The heterogeneity of glioma is linked to patient prognosis and tumor invasiveness, and it can be quantified through noninvasive imaging. This study aimed to spatially validate physiological tumor heterogeneity (referred as tumor habitat) using multiparametric magnetic resonance imaging (MpMRI) on co-registered macropathology. We further investigated the potential of tumor habitat to predict microscopic tumor extension (ME) in glioma.

This prospective study recruited patients with newly diagnosed gliomas. Comprehensive MpMRI protocols were performed on all participants, encompassing T1-weighted, gadolinium-enhanced T1-weighted, T2-weighted, T2-weighted fluid-attenuated inversion recovery sequences (T2-FLAIR), diffusion-weighted imaging (DWI), and MR spectroscopy (MRS), followed by supra-total tumor resection. On MpMRI, tumor enhancing and non-enhancing regions were segmented into distinct spatial habitats using K-means clustering. These imaging-based habitats were further compared with histological and immunohistochemical (Ki-67: proliferation; CD31: microvascular density) features of sections that were co-registered using MpMRI-guided three-dimensional reconstructed specimen. Next, we measured the ME, defined as the distance between the tumor edge and the surrounding cancerous cells in the brain. A spatial habitat model (SLHM), constructed using multivariate linear regression, was developed to predict the ME of glioma. For external validation, an independent cohort of 110 patients with recurrent glioma was retrospectively included. The SLHM-derived ME was compared with regions of recurrence on postresection follow-up imaging.
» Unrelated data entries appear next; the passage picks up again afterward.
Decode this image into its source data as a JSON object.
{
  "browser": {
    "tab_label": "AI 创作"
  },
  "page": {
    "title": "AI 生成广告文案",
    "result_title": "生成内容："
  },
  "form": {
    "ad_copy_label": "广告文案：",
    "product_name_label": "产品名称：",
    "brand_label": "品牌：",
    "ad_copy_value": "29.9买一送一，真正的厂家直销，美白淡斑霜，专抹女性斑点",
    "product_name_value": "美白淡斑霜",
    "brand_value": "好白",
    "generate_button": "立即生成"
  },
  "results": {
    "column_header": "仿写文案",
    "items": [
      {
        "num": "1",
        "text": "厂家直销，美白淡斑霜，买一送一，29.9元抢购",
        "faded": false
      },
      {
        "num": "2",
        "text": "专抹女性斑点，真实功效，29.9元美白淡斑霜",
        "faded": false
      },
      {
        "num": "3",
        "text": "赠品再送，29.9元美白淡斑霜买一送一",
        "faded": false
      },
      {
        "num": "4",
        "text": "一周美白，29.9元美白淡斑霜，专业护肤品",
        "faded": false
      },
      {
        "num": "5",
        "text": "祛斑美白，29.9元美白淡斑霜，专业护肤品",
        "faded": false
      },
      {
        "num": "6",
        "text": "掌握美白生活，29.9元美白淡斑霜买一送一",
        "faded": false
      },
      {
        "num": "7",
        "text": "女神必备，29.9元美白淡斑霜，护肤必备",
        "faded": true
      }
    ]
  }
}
Between February 2016 and July 2020, thirty patients with glioma, including 7 diffuse astrocytomas, 13 oligodendrogliomas, and 10 glioblastomas, were analyzed. MpMRI habitats demonstrated significant correlations with pathological and immunohistochemical habitat characteristics (all P < 0.05). Through integrated analysis of MpMRI and histology data, we identified three distinct spatial habitats: high-vascularity high-cellularity (HV-HC), low-vascularity high-cellularity (LV-HC), and low-vascularity low-cellularity. Multivariate analysis revealed that the increase of both HV-HC and LV-HC habitat showed significant positive associations with ME distance in glioma (all P < 0.05). The SLHM, incorporating these spatial habitat features, demonstrated superior predictive performance for ME, with an adjusted R-square of 0.858. Noteworthy, the utilization of SLHM-derived ME demonstrated a remarkable enhancement in recurrence coverage within the validation cohort compared to conventional radiation plans, achieving a mean Jaccard index of 87.6% and a mean Dice similarity coefficient of 90.2%.

MpMRI enables the identification of distinct physiological tumor habitats in gliomas. These spatially defined habitats serve as a noninvasive biomarker for precise prediction of ME distance.